L’Engagement

Ils sont partout, ces artistes engagés. Engagés. De cet engagement qui n’engage rien ni à rien, de cet engagement qui dégage. La conscience, surtout. Tout le contraire du «mettre en gage» étymologique, cette liaison à une promesse. Celle de Michel de Montaigne, de Victor Hugo, de Gérald Godin. Pas le tenir, seulement s’y lier. Avec urgence et émotion, ceux dont je vous parle déposent leurs discours doucereux, servent le boniment aux benêts, racontent une anecdote d’enfance pour émouvoir le sceptique.

 

  

La même valeur philanthropique que McDonald’s et son manoir, que Tim Hortons et son camp, que cet 1% de profits fièrement versé à une cause consensuelle. Pour ces entreprises, le geste est étudié, vise à vendre plus de Big Mac ou de Timatin aux bonnes gens sensibles. Pour ceux dont je vous parle, la photo à la une d’un magazine communautaire, le seau tendu fébrilement à la veille de Noël ou la voix prêtée à un événement sporadique ne visent pas à vendre, mais plutôt à acheter – temporairement – paix et sympathie. «Y’est bon, pi y’est donc fin.» Oui, puisque leur engagement, ce n’est pas l’action, ni même le discours, c’est la gentillesse. Gentil avec les pauvres, gentil avec les malades, gentil avec les alcoolos, les mères monoparentales. La gentillesse ou la méchanceté. Méchant avec les gaz de schiste, méchant avec Quebecor, méchant avec les méchants. «Grrr, grrr, brrr.»

 

Un militantisme noble et justifié, mais qui perd de son affront lorsqu’il est chorégraphié, se couche sur une musique pathétique plutôt qu’un argumentaire étayé. Qu’il joue sur la corde de la sensibilité plutôt que sur celle de la raison. Leur engagement se décline en petits gestes mièvres. Tous prêts à coller les pansements et à reconstruire, mais combien à parler de la blessure et du séisme. Combien à proposer une solution dans la durée, que Gérald Godin appelait, que Gaston Miron appelait, que Hubert Aquin appelait, que Claude Gauvreau appelait… projet collectif.
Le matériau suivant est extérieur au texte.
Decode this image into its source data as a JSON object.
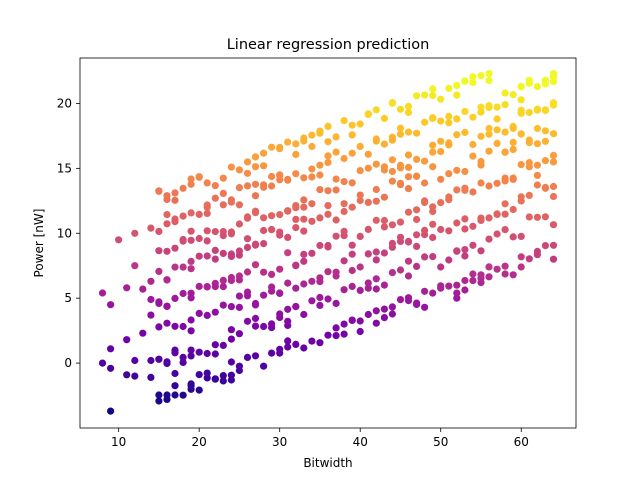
{
  "chart_data": {
    "type": "scatter",
    "title": "Linear regression prediction",
    "xlabel": "Bitwidth",
    "ylabel": "Power [nW]",
    "xlim": [
      5.2,
      66.8
    ],
    "ylim": [
      -5.0,
      23.5
    ],
    "xticks": [
      10,
      20,
      30,
      40,
      50,
      60
    ],
    "yticks": [
      0,
      5,
      10,
      15,
      20
    ],
    "grid": false,
    "legend": "none",
    "colormap": "plasma",
    "color_stops": [
      "#0d0887",
      "#46039f",
      "#7201a8",
      "#9c179e",
      "#bd3786",
      "#d8576b",
      "#ed7953",
      "#fb9f3a",
      "#fdca26",
      "#f0f921"
    ],
    "sample_points": [
      {
        "x": 8,
        "y": 5.4
      },
      {
        "x": 8,
        "y": 0.0
      },
      {
        "x": 9,
        "y": 4.5
      },
      {
        "x": 9,
        "y": 1.1
      },
      {
        "x": 9,
        "y": -0.4
      },
      {
        "x": 9,
        "y": -3.7
      },
      {
        "x": 10,
        "y": 9.5
      },
      {
        "x": 11,
        "y": 5.8
      },
      {
        "x": 11,
        "y": 1.8
      },
      {
        "x": 11,
        "y": -0.9
      },
      {
        "x": 12,
        "y": 10.0
      },
      {
        "x": 12,
        "y": 7.5
      },
      {
        "x": 12,
        "y": 0.2
      },
      {
        "x": 12,
        "y": -1.0
      },
      {
        "x": 13,
        "y": 5.7
      },
      {
        "x": 13,
        "y": 2.3
      },
      {
        "x": 14,
        "y": 10.4
      },
      {
        "x": 14,
        "y": 6.3
      },
      {
        "x": 14,
        "y": 4.9
      },
      {
        "x": 14,
        "y": 3.7
      },
      {
        "x": 14,
        "y": 0.2
      },
      {
        "x": 14,
        "y": -1.1
      },
      {
        "x": 16,
        "y": -2.8
      },
      {
        "x": 17,
        "y": 11.1
      },
      {
        "x": 17,
        "y": -0.8
      },
      {
        "x": 19,
        "y": -1.6
      },
      {
        "x": 21,
        "y": 12.0
      },
      {
        "x": 22,
        "y": 0.7
      },
      {
        "x": 24,
        "y": 12.4
      },
      {
        "x": 24,
        "y": -1.3
      },
      {
        "x": 30,
        "y": 14.5
      },
      {
        "x": 31,
        "y": 2.9
      },
      {
        "x": 38,
        "y": 3.0
      },
      {
        "x": 44,
        "y": 17.4
      },
      {
        "x": 48,
        "y": 4.3
      },
      {
        "x": 51,
        "y": 19.0
      },
      {
        "x": 52,
        "y": 5.0
      },
      {
        "x": 55,
        "y": 6.2
      },
      {
        "x": 60,
        "y": 21.3
      },
      {
        "x": 60,
        "y": 7.4
      },
      {
        "x": 62,
        "y": 8.6
      },
      {
        "x": 64,
        "y": 22.3
      },
      {
        "x": 64,
        "y": 8.0
      }
    ],
    "dense_bands": {
      "bitwidth_range": [
        15,
        64
      ],
      "bitwidth_step": 1,
      "band_intercepts": [
        -6.1,
        -3.4,
        -1.2,
        0.8,
        3.2,
        5.1,
        7.1,
        9.3
      ],
      "band_slope": 0.23
    }
  }
}
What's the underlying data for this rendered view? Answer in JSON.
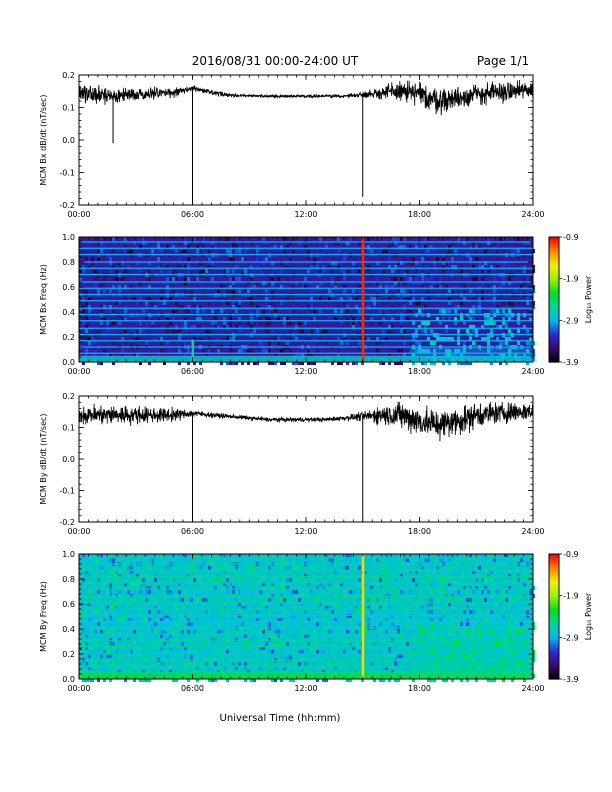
{
  "header": {
    "date_range": "2016/08/31  00:00-24:00 UT",
    "page": "Page 1/1"
  },
  "x_axis": {
    "label": "Universal Time (hh:mm)",
    "range_hours": [
      0,
      24
    ],
    "tick_hours": [
      0,
      6,
      12,
      18,
      24
    ],
    "tick_labels": [
      "00:00",
      "06:00",
      "12:00",
      "18:00",
      "24:00"
    ]
  },
  "colorbar": {
    "label": "Log₁₀ Power",
    "range": [
      -3.9,
      -0.9
    ],
    "tick_values": [
      -0.9,
      -1.9,
      -2.9,
      -3.9
    ],
    "tick_labels": [
      "-0.9",
      "-1.9",
      "-2.9",
      "-3.9"
    ],
    "colors": [
      "#000000",
      "#3a0a6a",
      "#2a2ad8",
      "#00b8f0",
      "#00d6a0",
      "#00e020",
      "#9cf000",
      "#f0f000",
      "#ff8800",
      "#ff0000"
    ]
  },
  "chart_data": [
    {
      "id": "bx-line",
      "type": "line",
      "ylabel": "MCM Bx dB/dt (nT/sec)",
      "ylim": [
        -0.2,
        0.2
      ],
      "y_tick_values": [
        -0.2,
        -0.1,
        0.0,
        0.1,
        0.2
      ],
      "y_tick_labels": [
        "-0.2",
        "-0.1",
        "0.0",
        "0.1",
        "0.2"
      ],
      "envelope": {
        "hours": [
          0,
          1,
          2,
          3,
          4,
          5,
          6,
          7,
          8,
          9,
          10,
          11,
          12,
          13,
          14,
          15,
          16,
          17,
          18,
          19,
          20,
          21,
          22,
          23,
          24
        ],
        "center": [
          0.145,
          0.14,
          0.135,
          0.14,
          0.145,
          0.145,
          0.16,
          0.145,
          0.138,
          0.136,
          0.135,
          0.135,
          0.135,
          0.135,
          0.135,
          0.14,
          0.145,
          0.15,
          0.14,
          0.12,
          0.13,
          0.14,
          0.145,
          0.15,
          0.155
        ],
        "amplitude": [
          0.035,
          0.04,
          0.03,
          0.025,
          0.025,
          0.02,
          0.012,
          0.012,
          0.008,
          0.007,
          0.006,
          0.006,
          0.006,
          0.006,
          0.007,
          0.012,
          0.03,
          0.045,
          0.055,
          0.055,
          0.05,
          0.05,
          0.045,
          0.04,
          0.04
        ]
      },
      "spikes": [
        {
          "hour": 1.8,
          "value": -0.01
        },
        {
          "hour": 6.0,
          "value": -0.2
        },
        {
          "hour": 15.0,
          "value": -0.175
        }
      ]
    },
    {
      "id": "bx-spec",
      "type": "heatmap",
      "ylabel": "MCM Bx Freq (Hz)",
      "ylim": [
        0.0,
        1.0
      ],
      "y_tick_values": [
        0.0,
        0.2,
        0.4,
        0.6,
        0.8,
        1.0
      ],
      "y_tick_labels": [
        "0.0",
        "0.2",
        "0.4",
        "0.6",
        "0.8",
        "1.0"
      ],
      "background_power": -3.4,
      "harmonic_freqs_hz": [
        0.07,
        0.12,
        0.17,
        0.22,
        0.27,
        0.33,
        0.38,
        0.43,
        0.49,
        0.54,
        0.59,
        0.64,
        0.7,
        0.75,
        0.8,
        0.86,
        0.91,
        0.96
      ],
      "harmonic_power": -2.85,
      "low_freq_band": {
        "max_hz": 0.05,
        "power": -2.7
      },
      "active_interval_hours": [
        17.5,
        24
      ],
      "active_power": -2.9,
      "impulses": [
        {
          "hour": 6.0,
          "power": -2.6,
          "max_hz": 0.18
        },
        {
          "hour": 15.0,
          "power": -1.0,
          "max_hz": 1.0
        }
      ]
    },
    {
      "id": "by-line",
      "type": "line",
      "ylabel": "MCM By dB/dt (nT/sec)",
      "ylim": [
        -0.2,
        0.2
      ],
      "y_tick_values": [
        -0.2,
        -0.1,
        0.0,
        0.1,
        0.2
      ],
      "y_tick_labels": [
        "-0.2",
        "-0.1",
        "0.0",
        "0.1",
        "0.2"
      ],
      "envelope": {
        "hours": [
          0,
          1,
          2,
          3,
          4,
          5,
          6,
          7,
          8,
          9,
          10,
          11,
          12,
          13,
          14,
          15,
          16,
          17,
          18,
          19,
          20,
          21,
          22,
          23,
          24
        ],
        "center": [
          0.14,
          0.14,
          0.14,
          0.14,
          0.14,
          0.14,
          0.145,
          0.14,
          0.135,
          0.13,
          0.125,
          0.125,
          0.125,
          0.125,
          0.13,
          0.135,
          0.14,
          0.14,
          0.12,
          0.11,
          0.12,
          0.14,
          0.145,
          0.15,
          0.15
        ],
        "amplitude": [
          0.04,
          0.045,
          0.045,
          0.04,
          0.035,
          0.03,
          0.015,
          0.012,
          0.01,
          0.01,
          0.01,
          0.01,
          0.01,
          0.01,
          0.012,
          0.02,
          0.045,
          0.06,
          0.07,
          0.07,
          0.065,
          0.06,
          0.05,
          0.045,
          0.04
        ]
      },
      "spikes": [
        {
          "hour": 6.0,
          "value": -0.2
        },
        {
          "hour": 15.0,
          "value": -0.2
        }
      ]
    },
    {
      "id": "by-spec",
      "type": "heatmap",
      "ylabel": "MCM By Freq (Hz)",
      "ylim": [
        0.0,
        1.0
      ],
      "y_tick_values": [
        0.0,
        0.2,
        0.4,
        0.6,
        0.8,
        1.0
      ],
      "y_tick_labels": [
        "0.0",
        "0.2",
        "0.4",
        "0.6",
        "0.8",
        "1.0"
      ],
      "background_power": -2.8,
      "harmonic_freqs_hz": [
        0.05,
        0.1,
        0.15,
        0.2,
        0.26,
        0.31,
        0.36,
        0.41,
        0.46,
        0.51,
        0.56,
        0.61,
        0.66,
        0.72,
        0.77,
        0.82,
        0.87,
        0.92,
        0.97
      ],
      "harmonic_power": -2.5,
      "low_freq_band": {
        "max_hz": 0.05,
        "power": -2.3
      },
      "active_interval_hours": [
        17.5,
        24
      ],
      "active_power": -2.5,
      "impulses": [
        {
          "hour": 6.0,
          "power": -2.6,
          "max_hz": 0.1
        },
        {
          "hour": 15.0,
          "power": -1.5,
          "max_hz": 1.0
        }
      ]
    }
  ]
}
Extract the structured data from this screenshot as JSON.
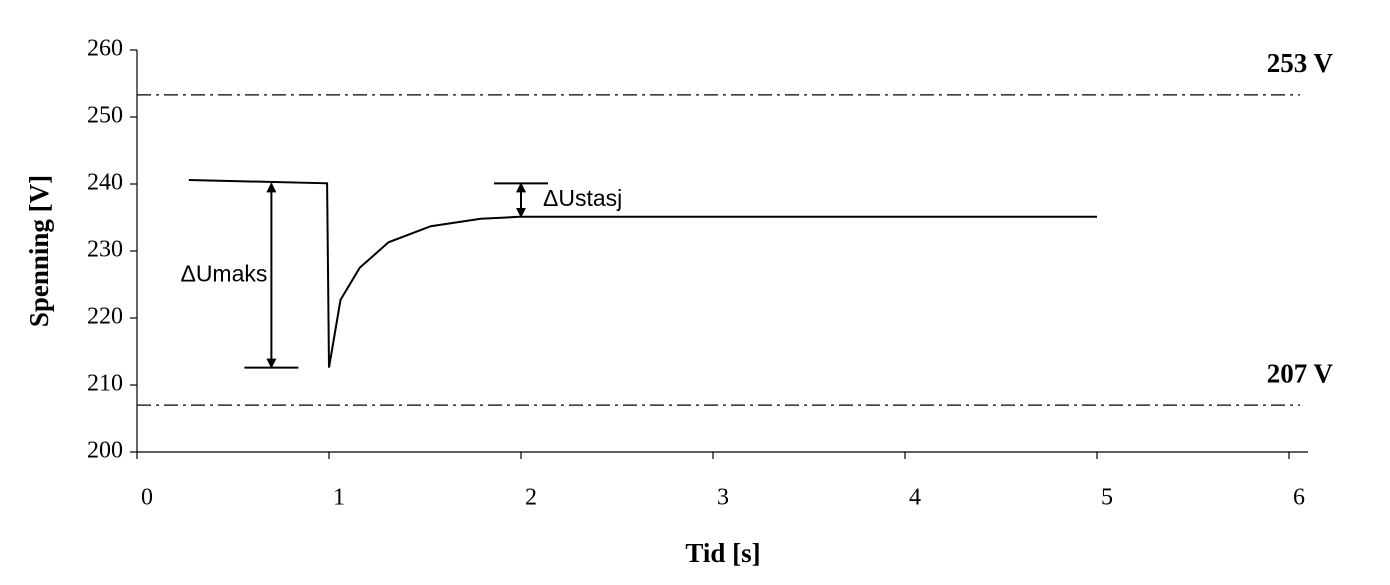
{
  "chart_data": {
    "type": "line",
    "x_label": "Tid [s]",
    "y_label": "Spenning [V]",
    "xlim": [
      0,
      6
    ],
    "xticks": [
      0,
      1,
      2,
      3,
      4,
      5,
      6
    ],
    "ylim": [
      200,
      260
    ],
    "yticks": [
      200,
      210,
      220,
      230,
      240,
      250,
      260
    ],
    "color": "#000000",
    "x": [
      0.27,
      0.99,
      1.0,
      1.06,
      1.16,
      1.31,
      1.53,
      1.79,
      1.99,
      5.0
    ],
    "values": [
      240.6,
      240.1,
      212.6,
      222.7,
      227.5,
      231.3,
      233.7,
      234.8,
      235.1,
      235.1
    ],
    "reference_lines": [
      {
        "value": 253.3,
        "label": "253 V"
      },
      {
        "value": 207.0,
        "label": "207 V"
      }
    ],
    "annotations": [
      {
        "text": "ΔUmaks",
        "x": 0.7,
        "from": 240.1,
        "to": 212.6
      },
      {
        "text": "ΔUstasj",
        "x": 2.0,
        "from": 240.1,
        "to": 235.1
      }
    ]
  }
}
Dès que la politique pointe, ceux dont je vous parle se dispersent. Se drapent sous leur fonction première: chanter, divertir, émouvoir. Les mêmes qui, sur toutes les tribunes, s’expriment sur les aléas de leurs vies conjugale, familiale, voire personnelle. Mais parler du Tout? Silence. Se compromettre, c’est risquer de fractionner son public. Pour gagner quoi? Rien. Pire, pour voir chuter ses ventes. Ce Tout, ce projet collectif qui rendrait le magazine communautaire désuet, le seau futile et l’évènement sporadique insignifiant. Cet Engagement qui pourrait sonner le glas de tous ces petits engagements, cette utopie productive, celle-là les effraie. Ceux dont je vous parle nourrissent la bête. Ils sont partout. Ils meublent les talk shows, chantent au téléthon et parfois, signent des chroniques d’opinion.